I see it at the gyms where I attend my  Zumba classes. At the beginning of the year everyone and their sister is crowding the gym….good luck finding a free treadmill!  But come February, numbers have already started to drop; by mid-year everything will have settled down and only the regulars will still be going.

If this is you, you are not alone. A Forbes Health   study says most people give up resolutions after less than four months.  Only 1% said they lasted for 11 or 12 months.

 Sound depressing?

 It should not be.

 The reason, according to psychology, that many fall by the way side is because we rely on that feel-good New Year energy to carry us through the year. Once we don’t experience that we throw in the towel.

 But the truth is, to make progress on our resolutions, build good habits and sustain them we need more than motivation and the feel-good vibes that the promise of a new year hypes us with.

 Harvard university researchers Robert Kegan and Lisa Lahey, point to a study that found that when doctors tell heart patients that they will die if they don’t change their habits, only one in seven (14%) of patients will follow through successfully. Go figure. 


 Basically if the threat of possible death is not enough to get people to change, then desire and motivation alone can’t be enough.

 

Motivation has its place, that’s for sure. But it is a fickle beast.  A terrible master. Some days you will feel inspired. Some days you will not. You will need to dig deep and find the discipline to keep going.

 

It helps to simply be   realistic and be comfortable in your own “humanness”. None of us is perfect; we fall off the wagon. Own it. Accept that setbacks in our fitness routines, personal finance or whatever journey will happen; having a plan to overcome the setbacks is what matters.

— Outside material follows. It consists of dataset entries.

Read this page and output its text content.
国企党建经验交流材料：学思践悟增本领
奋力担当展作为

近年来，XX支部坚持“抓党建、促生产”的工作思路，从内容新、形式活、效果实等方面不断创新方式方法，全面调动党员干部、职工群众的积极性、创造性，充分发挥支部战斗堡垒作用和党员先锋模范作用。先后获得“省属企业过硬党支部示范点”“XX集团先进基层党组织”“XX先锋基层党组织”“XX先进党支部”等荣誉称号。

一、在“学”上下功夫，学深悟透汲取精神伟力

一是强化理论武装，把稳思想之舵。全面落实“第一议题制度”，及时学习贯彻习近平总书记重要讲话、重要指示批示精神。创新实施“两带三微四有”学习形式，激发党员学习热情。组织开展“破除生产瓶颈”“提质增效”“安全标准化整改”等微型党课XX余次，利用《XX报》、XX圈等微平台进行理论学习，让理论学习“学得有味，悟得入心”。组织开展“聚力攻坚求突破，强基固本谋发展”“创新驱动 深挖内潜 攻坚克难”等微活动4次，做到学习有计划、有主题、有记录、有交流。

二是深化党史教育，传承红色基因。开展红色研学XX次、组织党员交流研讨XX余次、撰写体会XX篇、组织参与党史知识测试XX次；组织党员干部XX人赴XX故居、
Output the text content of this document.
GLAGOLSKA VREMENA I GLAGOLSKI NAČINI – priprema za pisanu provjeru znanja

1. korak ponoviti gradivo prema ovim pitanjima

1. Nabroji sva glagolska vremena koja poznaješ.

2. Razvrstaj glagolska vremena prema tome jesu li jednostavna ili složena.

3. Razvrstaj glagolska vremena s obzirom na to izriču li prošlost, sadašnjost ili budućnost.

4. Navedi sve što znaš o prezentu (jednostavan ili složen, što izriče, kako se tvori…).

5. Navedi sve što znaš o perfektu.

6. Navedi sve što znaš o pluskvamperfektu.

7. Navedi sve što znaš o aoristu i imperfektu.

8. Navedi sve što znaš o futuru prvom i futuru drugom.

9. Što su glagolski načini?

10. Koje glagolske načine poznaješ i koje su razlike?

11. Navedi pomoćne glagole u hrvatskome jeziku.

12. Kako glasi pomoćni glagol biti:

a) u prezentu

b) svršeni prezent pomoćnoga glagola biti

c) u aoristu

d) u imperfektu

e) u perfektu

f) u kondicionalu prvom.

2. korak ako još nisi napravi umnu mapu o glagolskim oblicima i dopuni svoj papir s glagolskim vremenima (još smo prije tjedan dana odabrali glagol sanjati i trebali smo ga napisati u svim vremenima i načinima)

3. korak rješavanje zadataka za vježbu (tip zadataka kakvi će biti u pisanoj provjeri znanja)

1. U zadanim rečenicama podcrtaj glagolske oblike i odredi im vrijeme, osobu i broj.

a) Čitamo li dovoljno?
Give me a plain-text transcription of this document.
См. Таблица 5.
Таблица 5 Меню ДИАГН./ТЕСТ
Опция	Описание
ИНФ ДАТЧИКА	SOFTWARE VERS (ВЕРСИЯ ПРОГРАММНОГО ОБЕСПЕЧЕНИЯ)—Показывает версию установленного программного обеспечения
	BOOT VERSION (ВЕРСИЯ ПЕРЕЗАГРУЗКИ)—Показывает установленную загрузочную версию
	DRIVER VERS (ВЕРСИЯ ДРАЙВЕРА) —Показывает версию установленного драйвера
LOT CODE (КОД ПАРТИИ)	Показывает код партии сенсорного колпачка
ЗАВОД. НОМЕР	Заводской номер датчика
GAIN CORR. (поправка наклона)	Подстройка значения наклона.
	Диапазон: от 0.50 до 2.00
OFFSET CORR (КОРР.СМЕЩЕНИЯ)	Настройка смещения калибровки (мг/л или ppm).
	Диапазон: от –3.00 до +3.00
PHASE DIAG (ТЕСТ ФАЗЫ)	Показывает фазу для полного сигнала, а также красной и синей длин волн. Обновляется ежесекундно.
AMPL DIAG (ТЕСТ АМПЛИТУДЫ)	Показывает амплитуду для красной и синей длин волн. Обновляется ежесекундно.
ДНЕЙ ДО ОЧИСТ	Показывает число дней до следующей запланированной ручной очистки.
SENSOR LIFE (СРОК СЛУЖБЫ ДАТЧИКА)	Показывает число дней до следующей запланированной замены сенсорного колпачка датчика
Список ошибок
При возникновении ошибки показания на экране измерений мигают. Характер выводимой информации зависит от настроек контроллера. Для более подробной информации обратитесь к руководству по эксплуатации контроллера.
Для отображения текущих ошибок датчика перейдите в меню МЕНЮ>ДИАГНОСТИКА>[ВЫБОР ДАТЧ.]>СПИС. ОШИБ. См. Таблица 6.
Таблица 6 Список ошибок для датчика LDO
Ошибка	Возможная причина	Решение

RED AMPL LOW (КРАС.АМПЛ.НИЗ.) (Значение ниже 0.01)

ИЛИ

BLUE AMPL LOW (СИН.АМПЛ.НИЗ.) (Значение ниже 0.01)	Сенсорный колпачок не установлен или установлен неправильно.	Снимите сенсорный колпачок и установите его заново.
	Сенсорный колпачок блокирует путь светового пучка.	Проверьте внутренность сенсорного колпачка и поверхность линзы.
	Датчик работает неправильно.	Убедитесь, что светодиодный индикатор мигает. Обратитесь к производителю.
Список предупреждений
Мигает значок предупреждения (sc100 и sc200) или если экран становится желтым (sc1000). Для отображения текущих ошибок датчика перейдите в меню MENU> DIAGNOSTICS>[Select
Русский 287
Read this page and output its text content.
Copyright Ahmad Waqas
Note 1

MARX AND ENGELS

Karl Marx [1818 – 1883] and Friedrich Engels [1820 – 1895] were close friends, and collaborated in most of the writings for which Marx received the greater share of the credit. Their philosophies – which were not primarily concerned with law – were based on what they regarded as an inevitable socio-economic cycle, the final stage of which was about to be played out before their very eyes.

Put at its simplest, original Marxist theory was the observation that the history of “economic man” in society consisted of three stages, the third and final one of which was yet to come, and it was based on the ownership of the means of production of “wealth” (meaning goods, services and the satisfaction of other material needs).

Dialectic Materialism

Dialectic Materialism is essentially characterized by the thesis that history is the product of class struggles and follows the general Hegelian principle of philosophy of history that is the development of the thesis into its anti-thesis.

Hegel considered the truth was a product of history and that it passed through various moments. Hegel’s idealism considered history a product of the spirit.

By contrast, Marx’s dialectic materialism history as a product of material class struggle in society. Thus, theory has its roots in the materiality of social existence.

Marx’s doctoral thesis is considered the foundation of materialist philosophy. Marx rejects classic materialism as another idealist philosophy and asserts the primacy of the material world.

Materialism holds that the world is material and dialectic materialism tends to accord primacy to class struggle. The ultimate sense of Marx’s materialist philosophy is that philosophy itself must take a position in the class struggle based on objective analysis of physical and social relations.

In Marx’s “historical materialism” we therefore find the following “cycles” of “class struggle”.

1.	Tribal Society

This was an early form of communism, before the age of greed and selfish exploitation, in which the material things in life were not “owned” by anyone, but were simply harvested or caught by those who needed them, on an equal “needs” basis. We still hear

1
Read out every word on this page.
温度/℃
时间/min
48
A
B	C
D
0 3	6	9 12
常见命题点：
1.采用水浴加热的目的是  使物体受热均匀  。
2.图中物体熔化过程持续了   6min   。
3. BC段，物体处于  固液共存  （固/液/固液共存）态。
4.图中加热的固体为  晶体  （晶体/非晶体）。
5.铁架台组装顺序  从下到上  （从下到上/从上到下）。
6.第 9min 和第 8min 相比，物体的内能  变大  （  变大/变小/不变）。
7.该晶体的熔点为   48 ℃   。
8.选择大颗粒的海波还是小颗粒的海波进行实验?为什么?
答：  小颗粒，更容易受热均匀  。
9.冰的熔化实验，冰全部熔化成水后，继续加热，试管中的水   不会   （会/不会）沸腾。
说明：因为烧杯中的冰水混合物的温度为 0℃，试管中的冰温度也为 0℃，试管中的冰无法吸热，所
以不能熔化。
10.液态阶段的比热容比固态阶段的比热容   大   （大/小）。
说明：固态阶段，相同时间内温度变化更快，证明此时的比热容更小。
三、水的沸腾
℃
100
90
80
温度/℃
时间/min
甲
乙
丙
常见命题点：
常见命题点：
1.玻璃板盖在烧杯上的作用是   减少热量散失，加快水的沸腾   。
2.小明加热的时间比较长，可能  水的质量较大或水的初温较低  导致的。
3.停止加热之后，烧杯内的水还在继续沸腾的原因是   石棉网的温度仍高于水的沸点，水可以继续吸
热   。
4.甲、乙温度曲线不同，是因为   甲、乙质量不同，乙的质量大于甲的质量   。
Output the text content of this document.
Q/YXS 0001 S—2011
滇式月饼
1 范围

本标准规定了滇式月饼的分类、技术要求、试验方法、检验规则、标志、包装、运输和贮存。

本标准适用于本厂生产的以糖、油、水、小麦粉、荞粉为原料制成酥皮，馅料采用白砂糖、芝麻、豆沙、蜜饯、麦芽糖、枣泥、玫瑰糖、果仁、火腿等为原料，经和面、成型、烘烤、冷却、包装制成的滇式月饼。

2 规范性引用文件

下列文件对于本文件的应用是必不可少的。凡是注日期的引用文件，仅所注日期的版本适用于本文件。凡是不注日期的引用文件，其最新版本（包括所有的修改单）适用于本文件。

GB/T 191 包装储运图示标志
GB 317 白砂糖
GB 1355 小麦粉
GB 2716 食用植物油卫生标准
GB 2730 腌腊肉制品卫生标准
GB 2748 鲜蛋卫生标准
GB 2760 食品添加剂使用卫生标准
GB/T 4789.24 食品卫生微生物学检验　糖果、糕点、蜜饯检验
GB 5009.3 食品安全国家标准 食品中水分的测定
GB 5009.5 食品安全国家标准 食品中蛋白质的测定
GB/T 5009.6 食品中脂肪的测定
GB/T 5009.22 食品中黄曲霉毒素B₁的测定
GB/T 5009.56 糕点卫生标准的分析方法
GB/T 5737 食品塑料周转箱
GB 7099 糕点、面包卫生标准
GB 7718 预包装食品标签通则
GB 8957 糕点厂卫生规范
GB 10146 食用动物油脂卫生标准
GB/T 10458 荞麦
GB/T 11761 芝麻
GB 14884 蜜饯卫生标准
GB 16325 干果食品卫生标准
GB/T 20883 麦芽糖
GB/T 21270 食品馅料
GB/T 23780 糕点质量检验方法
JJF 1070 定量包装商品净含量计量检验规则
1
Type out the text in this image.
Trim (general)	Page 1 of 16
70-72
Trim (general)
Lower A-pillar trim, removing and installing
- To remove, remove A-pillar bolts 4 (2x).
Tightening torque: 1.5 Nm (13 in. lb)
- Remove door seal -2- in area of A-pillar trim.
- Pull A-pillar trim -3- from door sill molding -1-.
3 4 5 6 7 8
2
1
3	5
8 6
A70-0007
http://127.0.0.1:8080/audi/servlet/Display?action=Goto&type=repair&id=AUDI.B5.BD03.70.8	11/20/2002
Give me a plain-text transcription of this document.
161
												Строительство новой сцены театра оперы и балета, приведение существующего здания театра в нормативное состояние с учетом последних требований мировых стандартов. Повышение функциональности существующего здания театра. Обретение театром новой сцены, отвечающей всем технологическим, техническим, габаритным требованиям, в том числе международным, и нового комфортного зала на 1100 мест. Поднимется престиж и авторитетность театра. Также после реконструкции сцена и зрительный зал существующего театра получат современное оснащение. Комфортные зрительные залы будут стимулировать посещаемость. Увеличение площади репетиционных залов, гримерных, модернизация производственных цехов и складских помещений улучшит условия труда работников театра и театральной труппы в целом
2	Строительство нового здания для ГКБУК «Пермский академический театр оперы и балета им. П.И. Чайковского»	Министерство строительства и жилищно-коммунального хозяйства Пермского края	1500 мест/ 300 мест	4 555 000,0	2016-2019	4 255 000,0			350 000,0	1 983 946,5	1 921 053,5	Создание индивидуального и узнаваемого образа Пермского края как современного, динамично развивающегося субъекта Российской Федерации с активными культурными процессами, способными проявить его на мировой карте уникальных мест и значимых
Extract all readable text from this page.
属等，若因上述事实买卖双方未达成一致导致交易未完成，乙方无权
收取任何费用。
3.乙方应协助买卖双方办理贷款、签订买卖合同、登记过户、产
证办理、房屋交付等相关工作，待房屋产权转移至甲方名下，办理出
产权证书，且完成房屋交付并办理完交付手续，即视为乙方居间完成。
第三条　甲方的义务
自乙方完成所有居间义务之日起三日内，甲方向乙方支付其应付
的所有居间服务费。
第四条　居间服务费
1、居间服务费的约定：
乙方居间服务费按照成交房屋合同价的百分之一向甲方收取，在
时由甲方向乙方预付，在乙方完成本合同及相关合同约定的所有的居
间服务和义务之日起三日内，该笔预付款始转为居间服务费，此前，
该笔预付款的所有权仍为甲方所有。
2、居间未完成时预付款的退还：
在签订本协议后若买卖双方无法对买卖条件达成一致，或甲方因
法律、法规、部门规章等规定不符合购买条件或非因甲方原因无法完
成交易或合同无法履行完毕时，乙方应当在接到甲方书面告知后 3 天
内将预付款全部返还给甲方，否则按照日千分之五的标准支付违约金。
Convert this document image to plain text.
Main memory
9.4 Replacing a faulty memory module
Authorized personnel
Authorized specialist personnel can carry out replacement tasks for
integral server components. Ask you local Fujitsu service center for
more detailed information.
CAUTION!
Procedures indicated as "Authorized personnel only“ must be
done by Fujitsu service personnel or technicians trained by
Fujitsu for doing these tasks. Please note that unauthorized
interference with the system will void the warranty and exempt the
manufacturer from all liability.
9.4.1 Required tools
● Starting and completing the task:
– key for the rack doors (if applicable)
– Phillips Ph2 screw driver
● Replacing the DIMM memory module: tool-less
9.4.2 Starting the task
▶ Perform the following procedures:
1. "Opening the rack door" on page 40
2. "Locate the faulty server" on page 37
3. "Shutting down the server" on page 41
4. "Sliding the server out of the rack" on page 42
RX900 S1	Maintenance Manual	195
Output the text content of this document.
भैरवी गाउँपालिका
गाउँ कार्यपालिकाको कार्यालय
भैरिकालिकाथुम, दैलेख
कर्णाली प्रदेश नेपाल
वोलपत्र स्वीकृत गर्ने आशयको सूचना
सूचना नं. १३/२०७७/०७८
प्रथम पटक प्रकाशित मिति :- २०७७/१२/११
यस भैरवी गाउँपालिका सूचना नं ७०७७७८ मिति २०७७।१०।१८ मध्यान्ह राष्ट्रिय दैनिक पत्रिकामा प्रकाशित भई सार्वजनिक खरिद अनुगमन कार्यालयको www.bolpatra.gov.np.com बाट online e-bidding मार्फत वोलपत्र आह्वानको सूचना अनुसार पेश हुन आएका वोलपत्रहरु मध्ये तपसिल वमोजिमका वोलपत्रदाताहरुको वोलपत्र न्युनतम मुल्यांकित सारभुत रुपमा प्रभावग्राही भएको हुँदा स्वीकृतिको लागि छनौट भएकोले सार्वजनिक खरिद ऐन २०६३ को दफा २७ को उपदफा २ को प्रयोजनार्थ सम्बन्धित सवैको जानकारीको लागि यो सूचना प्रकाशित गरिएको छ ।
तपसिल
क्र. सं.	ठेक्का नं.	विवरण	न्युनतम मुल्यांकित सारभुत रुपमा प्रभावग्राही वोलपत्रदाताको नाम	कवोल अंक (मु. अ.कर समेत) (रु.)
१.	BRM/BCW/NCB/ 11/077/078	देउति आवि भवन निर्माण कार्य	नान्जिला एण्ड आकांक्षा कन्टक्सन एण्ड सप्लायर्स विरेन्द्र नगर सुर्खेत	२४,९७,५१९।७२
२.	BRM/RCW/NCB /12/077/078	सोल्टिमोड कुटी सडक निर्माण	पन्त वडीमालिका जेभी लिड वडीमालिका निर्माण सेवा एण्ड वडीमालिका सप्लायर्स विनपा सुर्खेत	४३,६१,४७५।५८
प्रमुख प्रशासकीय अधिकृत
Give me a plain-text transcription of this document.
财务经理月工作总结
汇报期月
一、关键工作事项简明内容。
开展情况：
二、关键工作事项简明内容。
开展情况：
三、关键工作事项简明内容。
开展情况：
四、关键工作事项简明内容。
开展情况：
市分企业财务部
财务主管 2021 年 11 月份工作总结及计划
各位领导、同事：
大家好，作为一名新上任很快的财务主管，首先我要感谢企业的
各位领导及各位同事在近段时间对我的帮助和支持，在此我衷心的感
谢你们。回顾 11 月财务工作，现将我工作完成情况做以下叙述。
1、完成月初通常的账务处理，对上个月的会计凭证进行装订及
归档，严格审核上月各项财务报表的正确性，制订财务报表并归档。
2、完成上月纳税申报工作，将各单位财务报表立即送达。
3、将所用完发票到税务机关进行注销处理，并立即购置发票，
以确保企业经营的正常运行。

Forget optimal, strive for beneficial.

It’s so easy to get hung up on doing things the perfect way that we end up giving up when things don’t go according to our perfect plan. Here’s an example…

I really want to work out at least three times a week. But because, well life happens, (work meetings at 5:00pm, visiting family, spending time with my friends) I don’t always meet my exercise quota. There’s nothing I can do about that. 

But i working out once or two times a per week better than not working out at all? You bet! So if I can only work out once a week, I’ll take that. 

 It’s not the individual impact of missing a schedule that’s a big deal. It’s never getting back on track that is the bigger threat. If you miss one workout, you will not die. Or put on weight. The world will still go round…Wake up the next day, and start again.

 

A long term outlook helps.

“How do we eat an elephant?” the famous riddle goes. The answer is ridiculously simple. “One bite at a time.” To reach any big goal you have to break it down into bite-size pieces. 

No use waking up (very motivated) and saying you’re going to save one million shillings a month when you have never saved 10,000 before. Start with 5,000 and build up from there. Go to the gym consistently one day a week before you attempt to do a 100kg deadlift on your first visit!

 James Clear, author of Atomic Habits, explains this phenomenon of  getting 1% better every day through  small, consistent improvements that compound over time, leading to significant results.

 So don’t feel too bad if you’ve forgotten about or given up on your New Year’s resolution. It seems like most of us have just been going about it the wrong way.

Focus on building your desired habit slowly, consistently and don’t rely solely on motivation.